Dazwischen falten sich die verschiedenen Räume der Ausstellung auf. Alle Wände der Ausstellung sind mit demselben vierseitigen, asymmetrischen Wandmodul gebaut, das eigens hierfür entworfen wurde. Mit Hilfe der Module lassen sich geschlossene wie auch offene Räume bilden (s. Abb.) und dadurch verschiedenartige Durchblicke und Achsen herausarbeiten. Gleichzeitig verschwinden in ihnen die Säulen des Kunstbaus. Das Wandmodul gibt es in zwei spiegelsymmetrischen Varianten, so dass man sie in verschiedenen Gegenüberstellungen miteinander kombinieren kann, etwa symmetrisch oder dynamisch.

Zwischen den beiden Zeitleisten können die Besucher_innen der Ausstellung entlang der vielfältigen modularen Wandkonfigurationen hin- und herlaufen, um so, je nach Standpunkt, immer neue Perspektiven und Gegenüberstellungen zu entdecken. Vielleicht kommt es manchem dabei so vor, als würden ihn die Porträtierten im Hauptweg der Längsachse ein Stück auf seinem Weg durch die Ausstellung begleiten, weil er sie von mehreren Nebenwegen aus wahrnehmen kann.
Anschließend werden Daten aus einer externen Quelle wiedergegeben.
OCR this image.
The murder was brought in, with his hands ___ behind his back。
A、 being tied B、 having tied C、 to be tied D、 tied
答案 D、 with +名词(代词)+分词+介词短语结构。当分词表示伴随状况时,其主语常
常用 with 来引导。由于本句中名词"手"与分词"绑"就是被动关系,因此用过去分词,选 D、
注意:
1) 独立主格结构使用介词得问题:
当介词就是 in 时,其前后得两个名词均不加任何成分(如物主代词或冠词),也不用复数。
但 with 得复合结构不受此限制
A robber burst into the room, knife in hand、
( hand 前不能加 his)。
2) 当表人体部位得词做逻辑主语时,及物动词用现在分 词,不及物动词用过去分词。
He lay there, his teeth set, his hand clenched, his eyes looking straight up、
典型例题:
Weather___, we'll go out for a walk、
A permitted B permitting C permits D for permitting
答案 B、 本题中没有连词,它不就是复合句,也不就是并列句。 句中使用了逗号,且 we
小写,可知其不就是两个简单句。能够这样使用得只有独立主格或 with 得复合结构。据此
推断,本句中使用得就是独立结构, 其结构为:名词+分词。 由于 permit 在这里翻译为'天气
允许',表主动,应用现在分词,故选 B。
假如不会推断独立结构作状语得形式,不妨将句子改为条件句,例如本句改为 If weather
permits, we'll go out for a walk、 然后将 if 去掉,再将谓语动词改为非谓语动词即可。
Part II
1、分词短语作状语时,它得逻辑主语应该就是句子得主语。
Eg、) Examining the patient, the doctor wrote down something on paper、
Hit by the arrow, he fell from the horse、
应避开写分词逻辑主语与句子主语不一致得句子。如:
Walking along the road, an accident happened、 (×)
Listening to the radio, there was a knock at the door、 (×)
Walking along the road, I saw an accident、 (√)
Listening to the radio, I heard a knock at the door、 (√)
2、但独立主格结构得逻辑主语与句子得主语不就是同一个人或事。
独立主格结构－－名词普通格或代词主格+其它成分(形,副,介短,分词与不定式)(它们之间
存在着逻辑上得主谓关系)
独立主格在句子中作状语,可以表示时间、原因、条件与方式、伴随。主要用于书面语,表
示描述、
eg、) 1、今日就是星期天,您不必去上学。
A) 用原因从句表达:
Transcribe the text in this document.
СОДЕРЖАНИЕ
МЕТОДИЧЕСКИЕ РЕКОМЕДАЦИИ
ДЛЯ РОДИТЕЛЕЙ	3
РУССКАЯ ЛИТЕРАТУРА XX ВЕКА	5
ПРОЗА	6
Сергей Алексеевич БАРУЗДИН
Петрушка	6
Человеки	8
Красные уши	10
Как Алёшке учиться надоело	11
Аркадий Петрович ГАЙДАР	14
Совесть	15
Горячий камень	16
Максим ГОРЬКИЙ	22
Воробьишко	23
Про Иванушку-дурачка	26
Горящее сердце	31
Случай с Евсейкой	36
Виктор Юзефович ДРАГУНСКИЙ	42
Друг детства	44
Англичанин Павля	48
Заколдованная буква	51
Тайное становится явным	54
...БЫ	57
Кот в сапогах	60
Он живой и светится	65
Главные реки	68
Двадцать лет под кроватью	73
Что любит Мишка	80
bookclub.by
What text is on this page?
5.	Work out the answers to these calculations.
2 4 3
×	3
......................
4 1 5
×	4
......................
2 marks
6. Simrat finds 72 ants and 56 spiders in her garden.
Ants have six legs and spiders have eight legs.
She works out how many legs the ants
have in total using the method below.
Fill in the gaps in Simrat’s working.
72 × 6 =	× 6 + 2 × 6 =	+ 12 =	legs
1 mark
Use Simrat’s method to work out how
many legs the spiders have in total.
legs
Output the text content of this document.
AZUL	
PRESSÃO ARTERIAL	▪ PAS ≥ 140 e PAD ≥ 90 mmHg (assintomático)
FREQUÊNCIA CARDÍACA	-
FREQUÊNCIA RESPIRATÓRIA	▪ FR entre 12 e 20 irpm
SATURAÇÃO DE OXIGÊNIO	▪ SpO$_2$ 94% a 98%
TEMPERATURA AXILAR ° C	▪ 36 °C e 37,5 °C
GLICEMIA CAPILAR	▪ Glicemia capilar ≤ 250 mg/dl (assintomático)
Auch zwischen den Kunstwerken entstehen durch die Vervielfachung der Blickachsen immer wieder neue Nachbarschaften und Dialoge, sodass die Wahrnehmung des Raums und der Werke immer eine neue ist, selbst wenn, wie dies im Kunstbau der Fall ist, der gleiche Weg wieder zurück zum Ein- und Ausgang führt.

Die Szenografie der Ausstellung „Lebensmenschen“ nutzt die besondere Architektur des Kunstbaus einerseits, um die Lebenswerke zweier Maler chronologisch zu präsentieren und löst diese chronologische Anordnung gleichzeitig wieder auf, indem sie die Lebenswege und Beziehungen in komplexen Verzweigungen, vielschichtigen Gegenüberstellungen und Perspektivwechseln zeigt.

Juliette Israël ist die Szenografin der Ausstellung „Lebensmenschen“. Sie hat Kunstgeschichte und Lite­raturwissenschaft in Paris und Heidelberg sowie Szenografie an der Hochschule für Gestaltung in Karlsruhe studiert. Seit 2005 arbeitet sie für verschiedene Museen mit wissenschaftlichen oder gestalterischen Aufträgen. In München waren ihre Szenografien zuletzt in der Pinakothek der Moderne („Paul Klee. Konstruktion des Geheimnisses“) und im Stadtmuseum („Migration bewegt die Stadt“) zu sehen.